Et pire, sont-ils à ce point ignorants de ce qu’est un carnivore, pour s’imaginer qu’un chat, un renard, un loup, un lynx, et j’en passe, (la liste des ravageurs est tellement longue qu’on en finit plus) va passer dans les 10 ou 15 mètres d’un nid d’oiseaux au sol ou près du sol et ne pas aller casser la croûte ?
Sont-ils à ce point déconnectés des réalités des campagnes françaises pour ne pas s’être rendus compte que les chats y pullulent, amenés par les citadins ces 20-50 dernières années.
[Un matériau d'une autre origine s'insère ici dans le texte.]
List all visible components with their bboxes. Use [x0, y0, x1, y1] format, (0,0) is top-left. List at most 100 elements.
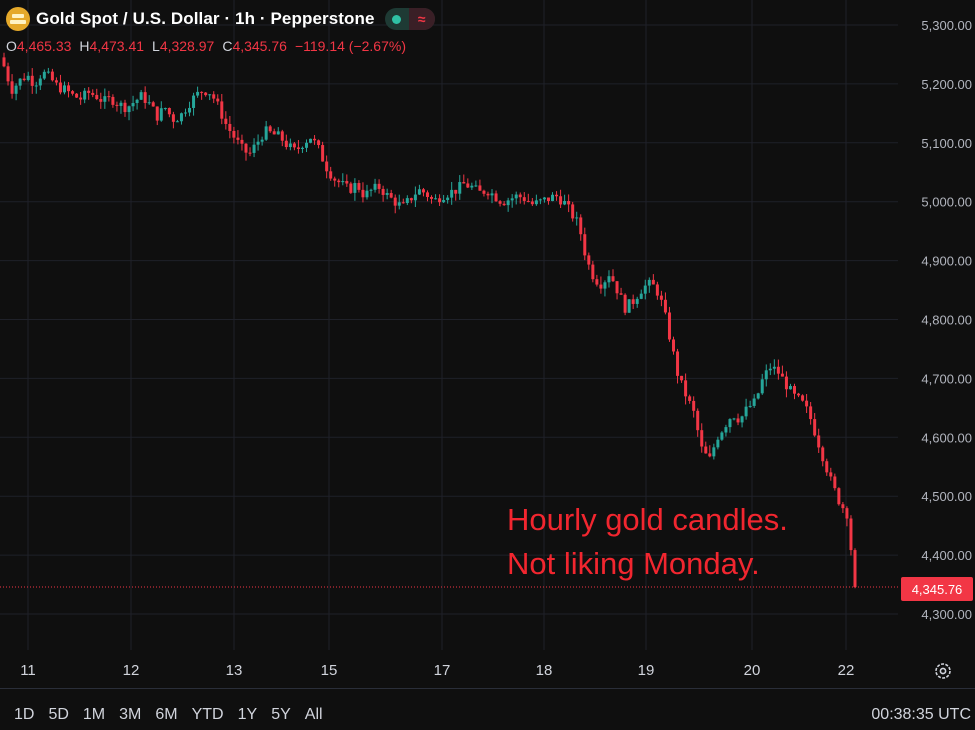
candle-body: [103, 96, 107, 102]
candle-body: [728, 419, 732, 428]
range-button-5d[interactable]: 5D: [48, 706, 69, 723]
candle-body: [825, 461, 829, 473]
candle-body: [667, 312, 671, 340]
candle-body: [647, 279, 651, 286]
candle-body: [736, 418, 740, 423]
last-price-tag: 4,345.76: [901, 577, 973, 601]
candle-body: [801, 395, 805, 401]
utc-clock[interactable]: 00:38:35 UTC: [871, 706, 971, 723]
candle-body: [192, 95, 196, 108]
candle-body: [159, 108, 163, 121]
candle-body: [639, 293, 643, 299]
candle-body: [34, 85, 38, 87]
candle-body: [555, 194, 559, 197]
x-tick-label: 22: [838, 662, 855, 679]
candle-body: [446, 197, 450, 201]
close-value: 4,345.76: [232, 38, 287, 54]
candle-body: [768, 368, 772, 371]
candle-body: [494, 193, 498, 202]
price-chart[interactable]: 5,300.00 5,200.00 5,100.00 5,000.00 4,900.00…: [0, 0, 975, 688]
candle-body: [599, 284, 603, 289]
candle-body: [83, 90, 87, 100]
candle-body: [659, 295, 663, 300]
low-label: L: [152, 38, 160, 54]
candle-body: [635, 298, 639, 304]
y-tick-label: 5,300.00: [921, 18, 972, 33]
x-tick-label: 20: [744, 662, 761, 679]
grid: [0, 0, 898, 650]
candle-body: [708, 453, 712, 457]
candle-body: [131, 103, 135, 107]
candle-body: [430, 196, 434, 199]
candle-body: [175, 121, 179, 123]
candle-body: [155, 106, 159, 121]
settings-gear-icon[interactable]: [932, 660, 954, 682]
candle-body: [179, 113, 183, 122]
candle-body: [425, 192, 429, 197]
candle-body: [256, 141, 260, 145]
candle-body: [567, 201, 571, 205]
candle-body: [837, 488, 841, 505]
candle-body: [849, 518, 853, 551]
candle-body: [466, 183, 470, 188]
candle-body: [232, 130, 236, 138]
candle-body: [401, 202, 405, 204]
candle-body: [490, 193, 494, 196]
candle-body: [764, 370, 768, 380]
range-button-all[interactable]: All: [304, 706, 323, 723]
candle-body: [204, 92, 208, 96]
candle-body: [58, 82, 62, 93]
x-axis: 11 12 13 15 17 18 19 20 22: [20, 662, 854, 679]
y-tick-label: 4,600.00: [921, 430, 972, 445]
candle-body: [845, 508, 849, 519]
candle-body: [71, 91, 75, 94]
candle-body: [478, 185, 482, 191]
candle-body: [579, 217, 583, 235]
y-tick-label: 4,500.00: [921, 489, 972, 504]
candle-body: [62, 85, 66, 93]
candle-body: [780, 373, 784, 377]
candle-body: [704, 446, 708, 454]
candle-body: [450, 189, 454, 198]
close-label: C: [222, 38, 233, 54]
candle-body: [526, 200, 530, 202]
candle-body: [462, 182, 466, 184]
range-button-5y[interactable]: 5Y: [271, 706, 291, 723]
candle-body: [611, 276, 615, 282]
y-tick-label: 5,100.00: [921, 136, 972, 151]
range-button-1d[interactable]: 1D: [14, 706, 35, 723]
candle-body: [341, 181, 345, 183]
candle-body: [438, 198, 442, 203]
range-button-1y[interactable]: 1Y: [237, 706, 258, 723]
candle-body: [2, 57, 6, 67]
candle-body: [95, 94, 99, 100]
candle-body: [345, 181, 349, 184]
candle-body: [228, 123, 232, 131]
range-button-ytd[interactable]: YTD: [191, 706, 224, 723]
market-status-pill[interactable]: ≈: [384, 8, 435, 30]
candle-body: [680, 375, 684, 381]
candle-body: [280, 131, 284, 141]
candle-body: [296, 147, 300, 149]
range-button-1m[interactable]: 1M: [82, 706, 106, 723]
y-tick-label: 4,300.00: [921, 607, 972, 622]
candle-body: [752, 398, 756, 406]
range-button-6m[interactable]: 6M: [155, 706, 178, 723]
symbol-title[interactable]: Gold Spot / U.S. Dollar · 1h · Peppersto…: [36, 9, 375, 28]
candle-body: [434, 198, 438, 200]
range-button-3m[interactable]: 3M: [119, 706, 142, 723]
candle-body: [268, 126, 272, 132]
candle-body: [587, 255, 591, 265]
y-tick-label: 4,400.00: [921, 548, 972, 563]
x-tick-label: 19: [638, 662, 655, 679]
candle-body: [514, 194, 518, 199]
candle-body: [821, 447, 825, 462]
candle-body: [696, 410, 700, 431]
candle-body: [30, 75, 34, 86]
ohlc-legend: O 4,465.33 H 4,473.41 L 4,328.97 C 4,345…: [6, 38, 414, 54]
open-value: 4,465.33: [16, 38, 72, 54]
candle-body: [530, 201, 534, 205]
candle-body: [115, 104, 119, 106]
wave-icon: ≈: [408, 8, 435, 30]
candle-body: [684, 380, 688, 397]
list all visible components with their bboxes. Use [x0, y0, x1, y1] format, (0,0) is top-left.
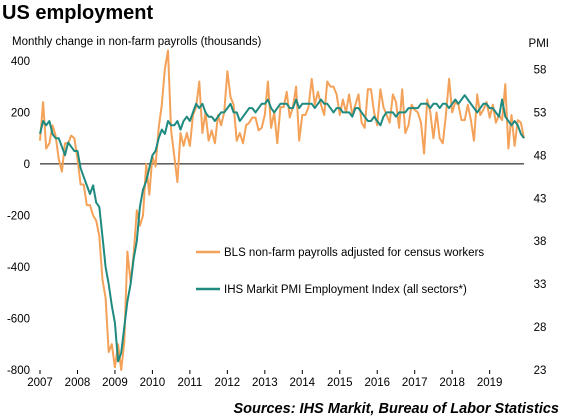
- y-tick-label: -200: [7, 210, 30, 222]
- x-tick-label: 2016: [364, 377, 390, 389]
- chart-title: US employment: [2, 2, 154, 24]
- y2-tick-label: 38: [534, 236, 547, 248]
- x-tick-label: 2017: [402, 377, 428, 389]
- series-line-payrolls: [39, 49, 525, 371]
- y2-axis-label: PMI: [528, 38, 549, 50]
- x-tick-label: 2014: [289, 377, 315, 389]
- x-tick-label: 2008: [65, 377, 91, 389]
- y-tick-label: 400: [11, 56, 30, 68]
- y2-tick-label: 48: [534, 150, 547, 162]
- y2-tick-label: 33: [534, 279, 547, 291]
- y2-tick-label: 53: [534, 107, 547, 119]
- y2-tick-label: 23: [534, 365, 547, 377]
- x-tick-label: 2011: [178, 377, 203, 389]
- x-tick-label: 2019: [477, 377, 503, 389]
- x-tick-label: 2010: [140, 377, 166, 389]
- y2-tick-label: 43: [534, 193, 547, 205]
- x-tick-label: 2007: [27, 377, 53, 389]
- series-line-pmi: [39, 94, 525, 363]
- x-tick-label: 2018: [439, 377, 465, 389]
- y2-tick-label: 58: [534, 64, 547, 76]
- y-tick-label: -800: [7, 365, 30, 377]
- legend-label: BLS non-farm payrolls adjusted for censu…: [224, 247, 484, 259]
- y-tick-label: -600: [7, 313, 30, 325]
- y2-tick-label: 28: [534, 322, 547, 334]
- x-tick-label: 2012: [215, 377, 241, 389]
- x-tick-label: 2015: [327, 377, 353, 389]
- y-tick-label: 200: [11, 107, 30, 119]
- y-axis-label: Monthly change in non-farm payrolls (tho…: [12, 36, 262, 48]
- y-tick-label: -400: [7, 262, 30, 274]
- source-note: Sources: IHS Markit, Bureau of Labor Sta…: [233, 401, 559, 417]
- legend-label: IHS Markit PMI Employment Index (all sec…: [224, 284, 467, 296]
- x-tick-label: 2013: [252, 377, 278, 389]
- x-tick-label: 2009: [102, 377, 128, 389]
- y-tick-label: 0: [24, 159, 30, 171]
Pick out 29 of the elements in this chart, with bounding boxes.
Sont-ils à ce point déconnectés des réalités des campagnes françaises pour ne pas s’être rendus compte que renards, loups, lynx, blaireaux, belettes, fouines, sangliers, écureuils………. y pullulent littéralement et dans toutes les catégories et s’imaginent-ils que tout ce florilège de ravageurs affamés passent à côté des nids les plus accessibles en les ignorants ?
En matière de prédation, tout prédateur va d’abord au plus facile, et quoi de plus facile qu’une couvée au sol ou près du sol ?
Je suis écoeurée car à se tromper de combat, la LPO condamne des dizaines d’espèces d’oiseaux à disparaitre.
La LPO est plus que complice affirmée de leur disparition, elle en est un des organisateurs.
« Dieu se rit des hommes qui se plaignent des conséquences alors qu’ils en chérissent les causes » aurait dit Bossuet.
Je ne sais pas si Dieu rit de la LPO, mais l’amoureuse des oiseaux que je suis pleure.